A delegação do Brasil conta também com Bel Coelho, chef de cozinha e ativista socioambiental na luta por uma alimentação de qualidade, saudável e acessível para todos. Bel, que integra a rede de cozinheira/os do Slow Food Brasil, concorda que a forma como comemos tem grande impacto no agravamento da crise climática: “A gastronomia pode ter um papel importante nessa pauta justamente por ter grande visibilidade e se tratar de uma rede produtiva muito importante, a rede da produção de alimentos. Qualquer negócio hoje em dia deve ser pautado pela crise climática e relações sociais mais justas.” 

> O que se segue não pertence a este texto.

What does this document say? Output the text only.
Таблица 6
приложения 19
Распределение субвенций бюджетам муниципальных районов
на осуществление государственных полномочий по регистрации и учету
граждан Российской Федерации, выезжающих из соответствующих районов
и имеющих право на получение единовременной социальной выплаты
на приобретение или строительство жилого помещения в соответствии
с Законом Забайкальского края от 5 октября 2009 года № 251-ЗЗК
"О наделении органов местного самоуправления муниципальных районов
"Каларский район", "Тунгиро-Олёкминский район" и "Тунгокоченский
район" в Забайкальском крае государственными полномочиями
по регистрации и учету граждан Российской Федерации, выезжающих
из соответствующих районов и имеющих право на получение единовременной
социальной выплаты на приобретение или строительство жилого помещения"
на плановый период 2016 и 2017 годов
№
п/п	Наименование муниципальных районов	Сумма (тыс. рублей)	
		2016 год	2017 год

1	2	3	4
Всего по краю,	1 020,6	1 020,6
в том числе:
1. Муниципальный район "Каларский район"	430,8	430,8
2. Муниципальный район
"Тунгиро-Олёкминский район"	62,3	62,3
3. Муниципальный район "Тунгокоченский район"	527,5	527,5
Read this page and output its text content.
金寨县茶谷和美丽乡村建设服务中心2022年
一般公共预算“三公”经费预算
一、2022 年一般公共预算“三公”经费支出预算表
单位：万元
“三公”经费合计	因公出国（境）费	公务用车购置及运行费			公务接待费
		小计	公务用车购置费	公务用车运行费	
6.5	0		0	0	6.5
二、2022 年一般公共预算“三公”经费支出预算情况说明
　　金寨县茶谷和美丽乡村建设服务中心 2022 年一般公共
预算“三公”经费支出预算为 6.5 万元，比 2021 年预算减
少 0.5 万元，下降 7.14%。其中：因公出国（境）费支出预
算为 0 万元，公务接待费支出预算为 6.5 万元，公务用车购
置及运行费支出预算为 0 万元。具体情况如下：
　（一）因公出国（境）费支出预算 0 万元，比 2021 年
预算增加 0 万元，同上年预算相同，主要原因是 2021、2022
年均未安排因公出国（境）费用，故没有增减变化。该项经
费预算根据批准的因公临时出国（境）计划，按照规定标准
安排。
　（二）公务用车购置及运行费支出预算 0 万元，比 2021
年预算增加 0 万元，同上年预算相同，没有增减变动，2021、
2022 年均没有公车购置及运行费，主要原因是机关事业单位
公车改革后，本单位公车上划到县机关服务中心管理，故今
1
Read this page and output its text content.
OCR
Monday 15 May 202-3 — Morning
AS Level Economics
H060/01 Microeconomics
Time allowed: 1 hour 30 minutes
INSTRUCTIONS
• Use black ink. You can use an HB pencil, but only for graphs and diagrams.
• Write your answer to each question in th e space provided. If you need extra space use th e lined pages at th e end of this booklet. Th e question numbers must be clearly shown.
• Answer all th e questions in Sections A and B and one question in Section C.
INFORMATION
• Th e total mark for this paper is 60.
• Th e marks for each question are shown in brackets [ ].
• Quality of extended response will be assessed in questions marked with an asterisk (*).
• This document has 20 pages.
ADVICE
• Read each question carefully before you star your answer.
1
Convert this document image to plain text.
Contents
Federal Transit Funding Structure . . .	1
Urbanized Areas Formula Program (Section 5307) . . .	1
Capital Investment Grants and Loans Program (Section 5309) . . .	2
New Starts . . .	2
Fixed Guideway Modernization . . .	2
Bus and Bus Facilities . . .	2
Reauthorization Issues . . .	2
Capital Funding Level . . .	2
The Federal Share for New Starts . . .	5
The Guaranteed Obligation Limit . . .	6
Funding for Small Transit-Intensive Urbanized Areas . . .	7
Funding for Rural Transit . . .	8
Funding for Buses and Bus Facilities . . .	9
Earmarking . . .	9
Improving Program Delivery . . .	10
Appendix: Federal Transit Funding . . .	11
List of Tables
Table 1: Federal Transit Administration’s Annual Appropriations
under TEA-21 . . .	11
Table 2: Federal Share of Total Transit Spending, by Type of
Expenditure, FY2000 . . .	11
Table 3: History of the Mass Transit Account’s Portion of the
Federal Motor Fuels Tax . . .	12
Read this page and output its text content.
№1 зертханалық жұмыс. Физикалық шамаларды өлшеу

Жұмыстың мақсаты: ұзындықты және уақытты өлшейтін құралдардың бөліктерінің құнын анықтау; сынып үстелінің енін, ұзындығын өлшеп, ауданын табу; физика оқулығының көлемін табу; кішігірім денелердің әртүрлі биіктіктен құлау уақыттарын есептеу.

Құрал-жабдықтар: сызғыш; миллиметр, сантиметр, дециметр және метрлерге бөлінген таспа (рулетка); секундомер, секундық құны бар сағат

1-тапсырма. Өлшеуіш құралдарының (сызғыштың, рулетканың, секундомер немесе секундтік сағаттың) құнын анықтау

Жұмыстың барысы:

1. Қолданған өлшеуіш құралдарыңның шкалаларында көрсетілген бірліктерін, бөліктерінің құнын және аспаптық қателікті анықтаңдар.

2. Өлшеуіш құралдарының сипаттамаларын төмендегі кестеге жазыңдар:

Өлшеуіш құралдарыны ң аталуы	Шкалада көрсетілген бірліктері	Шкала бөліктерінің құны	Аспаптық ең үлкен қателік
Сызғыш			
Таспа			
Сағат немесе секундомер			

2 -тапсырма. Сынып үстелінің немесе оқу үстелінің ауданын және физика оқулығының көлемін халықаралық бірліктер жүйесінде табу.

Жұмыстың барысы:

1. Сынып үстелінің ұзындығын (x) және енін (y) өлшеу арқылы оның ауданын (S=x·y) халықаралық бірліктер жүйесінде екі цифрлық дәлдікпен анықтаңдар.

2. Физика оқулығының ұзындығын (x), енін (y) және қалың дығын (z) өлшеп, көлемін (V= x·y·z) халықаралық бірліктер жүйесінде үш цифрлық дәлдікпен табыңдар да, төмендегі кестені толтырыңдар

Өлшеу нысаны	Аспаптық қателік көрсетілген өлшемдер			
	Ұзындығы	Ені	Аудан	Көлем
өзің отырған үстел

O posicionamento por parte dos profissionais da área, em especial, os chefs é fundamental para fortalecer a pauta de uma gastronomia mais consciente e responsável. Socorro Almeia, chef de cozinha e integrante da rede de cozinheira/os do Slow Food Brasil também é parte da delegação que representa o Brasil na Itália. Ela nos lembra que defender uma causa é um lugar de luta e de muitos desafios: “O chef ou cozinheira/o ativista tem que ter é coragem para defender o território; a preservação de memórias; o resgate do cultivo de alimentos esquecidos por causa da forte inclusão dos industrializados; as lutas político-sociais como a do fortalecimento da agricultura familiar e o combate à insegurança alimentar, especialmente no país que mais mata ativistas no mundo”.  Para Luizi, o ativismo é a regra e como uma ecogastrônoma, ela reforça outro princípio básico da/o cozinheira/o ativista: “Valorizar a cultura dos povos e suas tradições e aproximar o cozinheiro do comensal.”Por fim, Bel Coelho resume que um chef ativista hoje deve: “Divulgar e alertar a sociedade da importância de se criar consciência das cadeias produtivas para que possamos fazer escolhas sócio-ambientalmente corretas e sustentáveis”. 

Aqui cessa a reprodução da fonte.